Cape Town - The introduction of the US Department of Agriculture's food pyramid in 1977 led to an increase in the obesity rate, Professor Tim Noakes said at a hearing into his
"When we ask for dietary advice, we go to the US, which is the most obese nation in the world," he said.
"In the US, after 1976, obesity rates started to rise from 51 million to 111 million in 2010. A third of all Americans are rated obese."
Following the introduction of the pyramid, obesity rates rose in the US across all age groups which could not be related to genetics, he said.
"Something happened in 1977 to cause the increased obesity to occur. The Americans told people to consume more carbohydrates."
Since the rise in obesity rates, cancer had also followed suit, he claimed.
Noakes - whose book The Real Meal Revolution promotes a low-carbohydrate, high-fat (LCHF) diet - was called before the council after a complaint was lodged by the former president of the Association for Dietetics in SA, Claire Julsing-Strydom.
The complaint was prompted by a tweet Noakes sent to a Pippa Leenstra after she asked him for advice on feeding babies and on breastfeeding.
Her tweet read: "@ProfTimNoakes @SalCreed is LCHF eating ok for breastfeeding mums?

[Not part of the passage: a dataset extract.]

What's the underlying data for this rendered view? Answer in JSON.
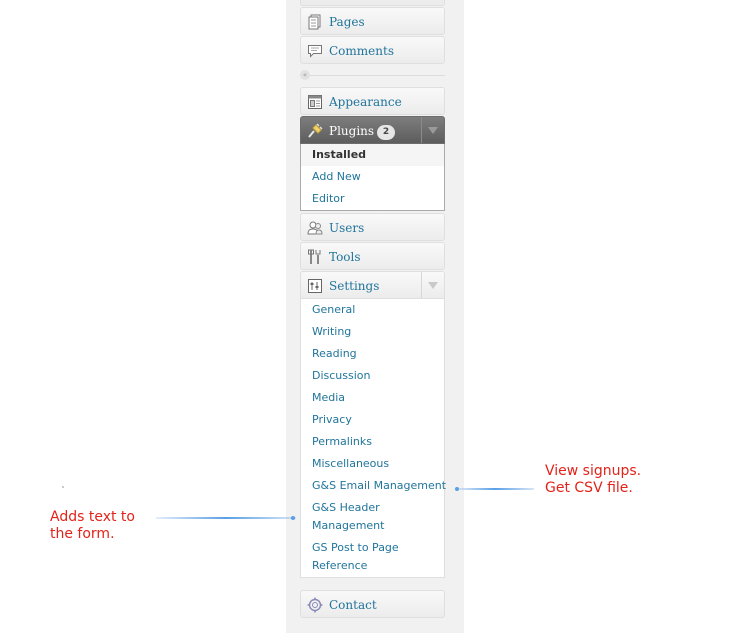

Worried about all the dairy + cauliflower = wind for babies?? [sic]"
Noakes advised her to wean her child onto LCHF foods, which he described as "real" foods.
His tweet read: "Baby doesn't eat the dairy and cauliflower. Just very healthy high fat breast milk. Key is to ween [sic] baby onto LCHF."
He is accused of giving unconventional and unscientific advice, and of unprofessional conduct for dispensing the advice via social media.
According to witnesses called by the HPCSA, a consultation was required before any diagnosis could me made or advice given.
Noakes on Wednesday started his testimony, using the hearing as a platform to explain what he considers the facts around the LCHF diet.
Noakes said he has read extensive studies and books – some not peer-reviewed – on low carbohydrate eating.
He said that five years ago he didn't know "anything" about the subject, but had since read extensively and had even established a nutrition section in his local library.
Non-peer-reviewed books were often considered worthless, he said, but this was no reason not to read them.
Noakes said peer-reviewers sometimes didn’t agree with what was said, or sent the books to reviewers who would reject them.
Everyone was keen to say obesity is a complex disease, the scientist argued.
"I don’t agree. There were low rates when people were eating the diet considered bad. This is the elephant in the room no one wants to address."